L’arte come strumento al servizio degli altri
“L’arte sa darci delle domande, destabilizzarci, sorprenderci, ma nell’arte non c’è nessuna finalità di cura specifica che è invece del processo arte terapeutico.”
L’arte, qualsiasi sia la sua natura (dalla poesia, alla danza o alla musica), può essere utilizzata come strumento per sostenere le persone.
TERZO INCONTRO a distanza
Durante l’incontro a distanza con Aurora Mascheretti, attrice e arteterapista – che segue quello con Veronica Faini, coordinatrice e maestra della casa dei bambini – abbiamo imparato come l’arte diventi una possibilità per accedere ad un contatto altro e profondo con se stessi al fine di attivare un cambiamento rispetto ad una situazione iniziale di malessere.
Diversamente dal terapeuta, il terapista non ha la formazione per fare una diagnosi ma interviene sulla base di questa, sia nell’ambito della prevenzione che della patologia, sostenendo le persone nel loro percorso espressivo, di contatto e riscoperta delle proprie capacità, percorso nel quale verranno elaborati i contenuti simbolici emersi attraverso le immagini, con l’intento di promuovere un processo di sviluppo personale.
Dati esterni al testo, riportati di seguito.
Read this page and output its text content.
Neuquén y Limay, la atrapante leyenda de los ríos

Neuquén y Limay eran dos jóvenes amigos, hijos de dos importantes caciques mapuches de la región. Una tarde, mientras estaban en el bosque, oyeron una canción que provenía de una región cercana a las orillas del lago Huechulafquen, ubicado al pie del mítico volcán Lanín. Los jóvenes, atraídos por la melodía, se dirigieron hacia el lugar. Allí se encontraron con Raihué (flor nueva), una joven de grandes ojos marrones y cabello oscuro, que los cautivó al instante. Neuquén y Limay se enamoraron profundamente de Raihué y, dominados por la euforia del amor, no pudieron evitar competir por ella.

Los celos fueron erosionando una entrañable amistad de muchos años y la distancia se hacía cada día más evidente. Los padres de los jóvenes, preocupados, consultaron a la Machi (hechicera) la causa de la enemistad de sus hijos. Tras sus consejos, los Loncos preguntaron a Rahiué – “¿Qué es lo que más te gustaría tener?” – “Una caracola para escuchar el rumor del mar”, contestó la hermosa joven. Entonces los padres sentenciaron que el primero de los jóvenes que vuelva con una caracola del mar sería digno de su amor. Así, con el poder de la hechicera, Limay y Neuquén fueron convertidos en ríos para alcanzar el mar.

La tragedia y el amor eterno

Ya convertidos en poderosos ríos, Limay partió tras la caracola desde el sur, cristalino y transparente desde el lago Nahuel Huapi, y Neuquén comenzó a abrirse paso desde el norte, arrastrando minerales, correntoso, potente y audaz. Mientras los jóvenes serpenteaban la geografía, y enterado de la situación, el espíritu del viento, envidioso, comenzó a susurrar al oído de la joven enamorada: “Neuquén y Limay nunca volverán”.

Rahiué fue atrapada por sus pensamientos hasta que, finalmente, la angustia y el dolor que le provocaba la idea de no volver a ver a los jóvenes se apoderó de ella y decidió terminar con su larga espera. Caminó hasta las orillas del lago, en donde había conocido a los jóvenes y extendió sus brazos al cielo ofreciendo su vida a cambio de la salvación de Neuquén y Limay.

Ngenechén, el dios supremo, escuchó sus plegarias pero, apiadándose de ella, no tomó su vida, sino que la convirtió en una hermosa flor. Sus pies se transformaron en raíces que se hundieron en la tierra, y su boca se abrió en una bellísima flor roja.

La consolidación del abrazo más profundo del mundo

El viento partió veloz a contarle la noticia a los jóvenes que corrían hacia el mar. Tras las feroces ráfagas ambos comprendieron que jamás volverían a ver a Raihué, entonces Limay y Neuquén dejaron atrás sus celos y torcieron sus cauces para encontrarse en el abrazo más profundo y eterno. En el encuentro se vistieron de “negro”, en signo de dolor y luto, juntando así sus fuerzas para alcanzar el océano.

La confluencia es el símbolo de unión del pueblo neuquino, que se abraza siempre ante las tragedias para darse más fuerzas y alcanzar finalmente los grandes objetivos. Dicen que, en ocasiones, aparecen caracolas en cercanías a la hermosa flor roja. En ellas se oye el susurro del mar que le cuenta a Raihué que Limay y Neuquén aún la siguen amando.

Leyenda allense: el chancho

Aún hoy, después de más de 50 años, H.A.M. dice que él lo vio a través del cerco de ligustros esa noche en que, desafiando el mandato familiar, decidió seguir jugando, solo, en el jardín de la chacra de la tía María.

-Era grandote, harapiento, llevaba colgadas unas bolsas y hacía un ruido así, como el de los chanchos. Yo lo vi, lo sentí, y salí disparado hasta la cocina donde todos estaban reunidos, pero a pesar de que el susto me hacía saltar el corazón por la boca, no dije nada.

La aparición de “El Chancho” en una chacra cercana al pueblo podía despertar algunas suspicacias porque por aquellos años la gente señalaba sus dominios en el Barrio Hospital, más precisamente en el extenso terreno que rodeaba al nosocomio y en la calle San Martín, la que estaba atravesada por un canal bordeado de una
“L’ Arteterapista affianca la persona attraverso l’esperienza artistica e fornendo una guida per leggere la realtà.”
Per fare ciò il terapista si “allontana” dall’altro, per riuscire a vedere ciò di cui la persona mostra di aver bisogno. In fine ultimo è servire alla persona occasioni in cui possa contattare l’immagine più alta di sé stessa, rimandandogli, in questo modo, il suo stesso potere di autodeterminarsi.
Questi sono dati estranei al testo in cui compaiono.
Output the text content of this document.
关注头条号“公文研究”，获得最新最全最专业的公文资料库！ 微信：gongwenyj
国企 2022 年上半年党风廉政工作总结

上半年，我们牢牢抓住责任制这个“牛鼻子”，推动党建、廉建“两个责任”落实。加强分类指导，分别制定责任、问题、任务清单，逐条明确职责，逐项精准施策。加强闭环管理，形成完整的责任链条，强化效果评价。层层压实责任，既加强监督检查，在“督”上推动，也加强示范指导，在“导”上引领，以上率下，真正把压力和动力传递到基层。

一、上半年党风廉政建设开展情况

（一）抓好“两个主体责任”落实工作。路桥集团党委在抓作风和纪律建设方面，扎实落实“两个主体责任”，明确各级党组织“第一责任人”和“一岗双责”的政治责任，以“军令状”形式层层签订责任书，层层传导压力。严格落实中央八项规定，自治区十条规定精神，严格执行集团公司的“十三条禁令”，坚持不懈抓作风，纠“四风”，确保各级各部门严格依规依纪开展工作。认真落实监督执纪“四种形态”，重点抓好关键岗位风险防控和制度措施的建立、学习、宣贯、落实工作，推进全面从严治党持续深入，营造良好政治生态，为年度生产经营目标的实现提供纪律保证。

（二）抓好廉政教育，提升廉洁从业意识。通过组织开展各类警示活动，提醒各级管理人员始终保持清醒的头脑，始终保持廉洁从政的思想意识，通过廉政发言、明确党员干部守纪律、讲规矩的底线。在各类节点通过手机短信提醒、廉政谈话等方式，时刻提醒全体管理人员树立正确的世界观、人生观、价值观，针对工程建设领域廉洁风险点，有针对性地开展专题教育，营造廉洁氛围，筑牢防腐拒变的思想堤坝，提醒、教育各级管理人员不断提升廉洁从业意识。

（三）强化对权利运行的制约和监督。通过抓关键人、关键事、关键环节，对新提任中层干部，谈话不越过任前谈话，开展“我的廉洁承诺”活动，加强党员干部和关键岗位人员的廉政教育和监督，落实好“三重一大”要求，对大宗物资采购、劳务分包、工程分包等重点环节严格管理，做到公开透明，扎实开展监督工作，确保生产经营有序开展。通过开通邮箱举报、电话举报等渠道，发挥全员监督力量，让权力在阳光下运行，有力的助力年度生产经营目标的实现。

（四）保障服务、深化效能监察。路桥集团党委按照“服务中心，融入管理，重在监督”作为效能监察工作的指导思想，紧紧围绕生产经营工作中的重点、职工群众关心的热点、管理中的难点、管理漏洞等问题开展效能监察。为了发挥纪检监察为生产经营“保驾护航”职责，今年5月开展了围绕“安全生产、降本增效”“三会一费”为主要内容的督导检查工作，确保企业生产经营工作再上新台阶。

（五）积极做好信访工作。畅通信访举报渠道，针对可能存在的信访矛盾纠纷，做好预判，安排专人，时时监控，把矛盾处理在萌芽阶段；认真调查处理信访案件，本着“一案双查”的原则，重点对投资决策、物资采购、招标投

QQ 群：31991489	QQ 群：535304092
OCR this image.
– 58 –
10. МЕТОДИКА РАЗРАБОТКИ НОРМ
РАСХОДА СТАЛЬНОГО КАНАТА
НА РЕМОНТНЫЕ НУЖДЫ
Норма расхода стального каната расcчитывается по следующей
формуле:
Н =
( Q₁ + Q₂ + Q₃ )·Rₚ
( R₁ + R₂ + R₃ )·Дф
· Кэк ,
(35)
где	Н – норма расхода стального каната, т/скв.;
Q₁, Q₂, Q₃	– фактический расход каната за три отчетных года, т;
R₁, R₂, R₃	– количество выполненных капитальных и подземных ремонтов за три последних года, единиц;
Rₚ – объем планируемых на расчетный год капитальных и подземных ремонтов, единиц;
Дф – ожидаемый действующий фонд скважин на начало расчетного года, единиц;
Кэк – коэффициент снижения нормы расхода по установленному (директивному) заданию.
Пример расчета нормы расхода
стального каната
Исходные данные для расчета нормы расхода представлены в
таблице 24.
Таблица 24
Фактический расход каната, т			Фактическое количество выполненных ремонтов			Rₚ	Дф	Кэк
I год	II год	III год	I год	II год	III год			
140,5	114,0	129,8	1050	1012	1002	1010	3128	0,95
Ogni terapia è strettamente personale ed e’ il risultato della relazione e certamente anche dell’altro investimento della persona.
NO AI METODI, SI AI MODELLI
Durante l’incontro Aurora ci ha portato ad esempio due differenti terapie da lei utilizzate, per mostrarci cosa significa per lei fare arteterapia. Ci ha inoltre spiegato che la metodologia è uno strumento per raggiungere, tramite passaggi determinati, un fine specifico.
La sua filosofia è quella di sposare i modelli piuttosto che i metodi. Si pone in più dimensioni contemporaneamente, intrecciando tutte le esperienze fatte, poi, a seconda del suo mandato, porta fuori quel determinato valore specifico.
Secondo lei, in un processo arteterapeutico, viene stabilita insieme alla persona la finalità ultima del percorso sulla base del malessere emerso ma non si può determinare con anticipo l’esatto approccio con cui verrà raggiunta; questa infatti è il frutto del dialogo unico con la persona.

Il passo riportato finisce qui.